Mais de 700 pessoas participaram da caminhada por Copa e Olimpíadas do povo
A manifestação “Você Pensa que a Copa é Nossa?” reuniu mais de 700 pessoas no último sábado (30/07). Com faixas e bandeiras, os manifestantes denunciaram as remoções causadas em decorrência das obras para a Copa e Olimpíadas, a falta de transparência e participação popular nos projetos e o esbanjamento do dinheiro público com crescente endividamento. Além disso, o protesto condenou a elitização do evento que é feito “para gringo vê” e não poderá, devido ao alto custo, ser apreciado por grande parte da população brasileira, entre outras questões.
As palavras de ordem que embalaram a manifestação eram contrárias as posturas que vem sendo adotadas pelo governador do Rio, Sérgio Cabral, e ao prefeito da cidade, Eduardo Paes. Os manifestantes denunciavam os efeitos negativos dos megaeventos sobre a cidade e também as pautas de categorias em greve, como os professores do Rio, que são submetidas a baixos salários e péssimas condições de trabalho.
A passeata partiu do Largo do Machado até a Marina da Glória, local onde ocorria o sorteio dos grupos das eliminatórias da Copa do Mundo de 2014. Os manifestantes entregaram às autoridades do governo, presentes na solenidade da Copa, uma carta com as reivindicações do movimento que luta por uma copa que seja verdadeiramente do povo!
Postado originalmente no Blog do Comitê Popular da Copa e das Olimpíadas do Rio

Assista ao vídeo da marcha produzido por Gilson Junior, do blog Transversal do Tempo:

Em Porto Alegre também houve manifestação, pedindo a saída de Ricardo Teixeira da FIFA, conforme notícia postada por Luix, no blog Brasil Outros 500:
Copa 2014
Os torcedores e moradores cobram direitos e
punição para a corrupção

Foi realizado na Esquina Democrática – cruzamento da av. Borges de Medeiros com a Rua da Praia, em Porto Alegre - o protesto por “Fora Teixeira”, e contra as “remoções” de moradores nas cidades que vão sediar os jogos da Copa do Mundo de 2014. 
A manifestação foi promovida pela Frente Nacional dos Torcedores, estudantes representados pelo DCE e Funcionários (que estão em greve), da UFRGS, apoio do Comitê Popular da Copa/Centro.
Os protestos trataram para a necessidade da mobilização de torcedores e moradores das cidades onde serão realizados os jogos da Copa, em 2014, e impedir o uso irregular do dinheiro público – mais de 98% dos recursos da Copa serão destinados pelo governo federal –, além de remoções de populações pobres.
Os manifestantes não ficaram só no protesto.
Após o ato na Esquina Democrática, seguiram em passeata até a sede da Federação Gaúcha de Futebol.
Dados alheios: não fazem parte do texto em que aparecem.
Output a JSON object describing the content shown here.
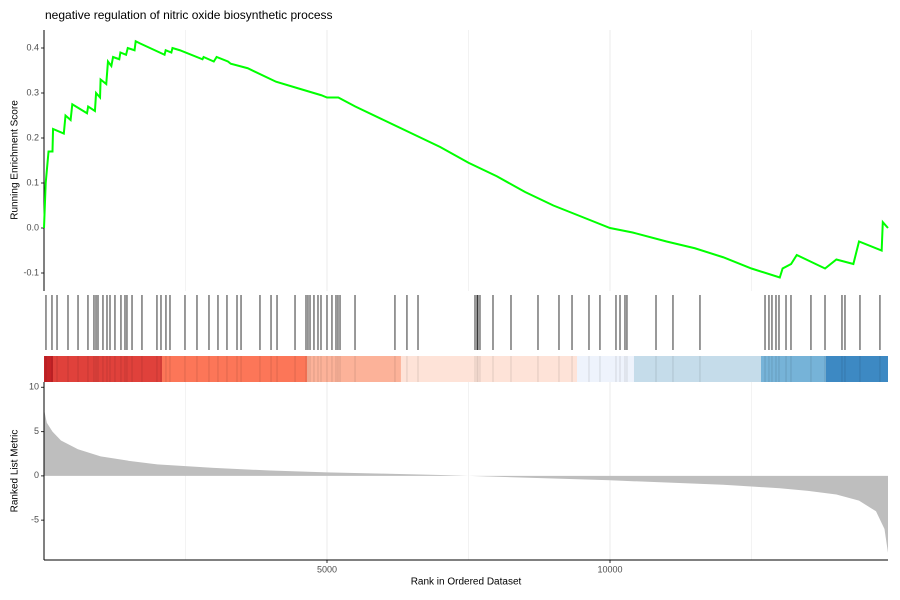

O objetivo era entregar documento cobrando do presidente da entidade, Francisco Novelletto Neto, para que exerça “imediatamente seu direito de convocação da assembléia Geral com pauta de destituição da Presidência da Confederação Brasileira de Futebol”.
A autoridade máxima da Federação Gaúcha de Futebol não estava presente. Quem recebeu o documento foi o secretário da entidade, Cesar Cabral (na forto acima). Garantiu que, logo que o presidente retornasse de viagem daria retorno.
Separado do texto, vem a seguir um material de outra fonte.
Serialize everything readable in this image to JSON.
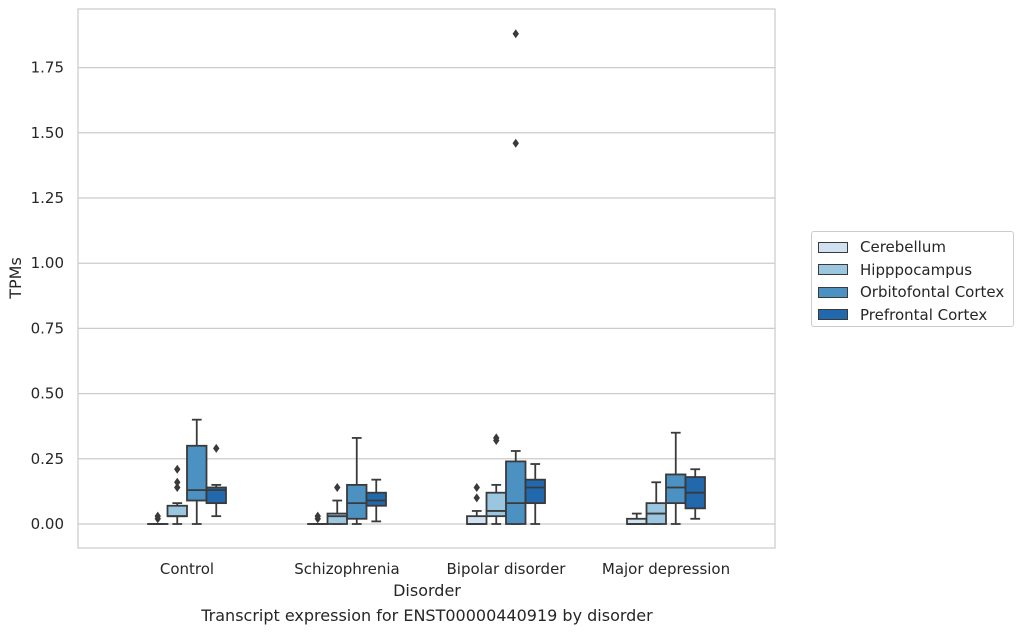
{
  "caption": "Transcript expression for ENST00000440919 by disorder",
  "colors": {
    "Cerebellum": "#d0e2f1",
    "Hipppocampus": "#9bc6e0",
    "Orbitofontal Cortex": "#4b91c2",
    "Prefrontal Cortex": "#2268ac",
    "line": "#3a3a3a",
    "grid": "#cccccc"
  },
  "chart_data": {
    "type": "box",
    "title": "",
    "xlabel": "Disorder",
    "ylabel": "TPMs",
    "ylim": [
      -0.09,
      1.97
    ],
    "yticks": [
      0.0,
      0.25,
      0.5,
      0.75,
      1.0,
      1.25,
      1.5,
      1.75
    ],
    "ytick_labels": [
      "0.00",
      "0.25",
      "0.50",
      "0.75",
      "1.00",
      "1.25",
      "1.50",
      "1.75"
    ],
    "grid": "horizontal",
    "legend_position": "right",
    "categories": [
      "Control",
      "Schizophrenia",
      "Bipolar disorder",
      "Major depression"
    ],
    "series": [
      {
        "name": "Cerebellum",
        "boxes": [
          {
            "min": 0.0,
            "q1": 0.0,
            "median": 0.0,
            "q3": 0.0,
            "max": 0.0,
            "outliers": [
              0.02,
              0.03
            ]
          },
          {
            "min": 0.0,
            "q1": 0.0,
            "median": 0.0,
            "q3": 0.0,
            "max": 0.0,
            "outliers": [
              0.02,
              0.03
            ]
          },
          {
            "min": 0.0,
            "q1": 0.0,
            "median": 0.0,
            "q3": 0.03,
            "max": 0.05,
            "outliers": [
              0.1,
              0.14
            ]
          },
          {
            "min": 0.0,
            "q1": 0.0,
            "median": 0.0,
            "q3": 0.02,
            "max": 0.04,
            "outliers": []
          }
        ]
      },
      {
        "name": "Hipppocampus",
        "boxes": [
          {
            "min": 0.0,
            "q1": 0.03,
            "median": 0.03,
            "q3": 0.07,
            "max": 0.08,
            "outliers": [
              0.14,
              0.16,
              0.21
            ]
          },
          {
            "min": 0.0,
            "q1": 0.0,
            "median": 0.03,
            "q3": 0.04,
            "max": 0.09,
            "outliers": [
              0.14
            ]
          },
          {
            "min": 0.0,
            "q1": 0.03,
            "median": 0.05,
            "q3": 0.12,
            "max": 0.15,
            "outliers": [
              0.32,
              0.33
            ]
          },
          {
            "min": 0.0,
            "q1": 0.0,
            "median": 0.04,
            "q3": 0.08,
            "max": 0.16,
            "outliers": []
          }
        ]
      },
      {
        "name": "Orbitofontal Cortex",
        "boxes": [
          {
            "min": 0.0,
            "q1": 0.09,
            "median": 0.13,
            "q3": 0.3,
            "max": 0.4,
            "outliers": []
          },
          {
            "min": 0.0,
            "q1": 0.02,
            "median": 0.08,
            "q3": 0.15,
            "max": 0.33,
            "outliers": []
          },
          {
            "min": 0.0,
            "q1": 0.0,
            "median": 0.08,
            "q3": 0.24,
            "max": 0.28,
            "outliers": [
              1.46,
              1.88
            ]
          },
          {
            "min": 0.0,
            "q1": 0.08,
            "median": 0.14,
            "q3": 0.19,
            "max": 0.35,
            "outliers": []
          }
        ]
      },
      {
        "name": "Prefrontal Cortex",
        "boxes": [
          {
            "min": 0.03,
            "q1": 0.08,
            "median": 0.13,
            "q3": 0.14,
            "max": 0.15,
            "outliers": [
              0.29
            ]
          },
          {
            "min": 0.01,
            "q1": 0.07,
            "median": 0.09,
            "q3": 0.12,
            "max": 0.17,
            "outliers": []
          },
          {
            "min": 0.0,
            "q1": 0.08,
            "median": 0.14,
            "q3": 0.17,
            "max": 0.23,
            "outliers": []
          },
          {
            "min": 0.02,
            "q1": 0.06,
            "median": 0.12,
            "q3": 0.18,
            "max": 0.21,
            "outliers": []
          }
        ]
      }
    ]
  }
}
Protocolado o documento, a comitiva dos Torcedores e Manifestantes foram até o comando do Batalhão de Operações Especiais da Brigada Militar – BOE – protocolar mais uma denuncia. 
João Marques, da Frente dos Torcedores, relatou que no dia 3 de agosto, quarta feira, após o Grêmio e Atlético Mineiro, pelo campeonato Brasileiro, a Brigada Militar agiu de forma truculenta contra a torcida e moradores do entorno do estádio Olímpico, onde se realizou o jogo.
A Brigada se achou no direito de expulsar a todos que estavam Av. Azenha, fechando bares, mandando todo mundo ir para casa. Inclusive quem nada tinha a ver com o jogo.
O documento, entregue ao Capitão Luciano Boeira, comandante do BOE, lembrou que a ação lembrava as operações da época da Ditadura Militar.
O Capitão Boeira (na foto acima) recebeu o documento e esclareceu que aquela ação talvez não tenha sido executada pelo BOE, pois outras divisões da Brigada Militar tem os mesmos equipamentos e a função de seu batalhão é dentro do estádio. Mas encaminhará o documento dos torcedores para o comando geral para ser analisado e, se for o caso, providências sejam tomadas.
Os torcedores e manifestantes fecharam a manifestação do dia de protesto reafirmando o “Fora Ricardo Teixeira”, e por uma Copa que respeite os direitos das populações e torcedores.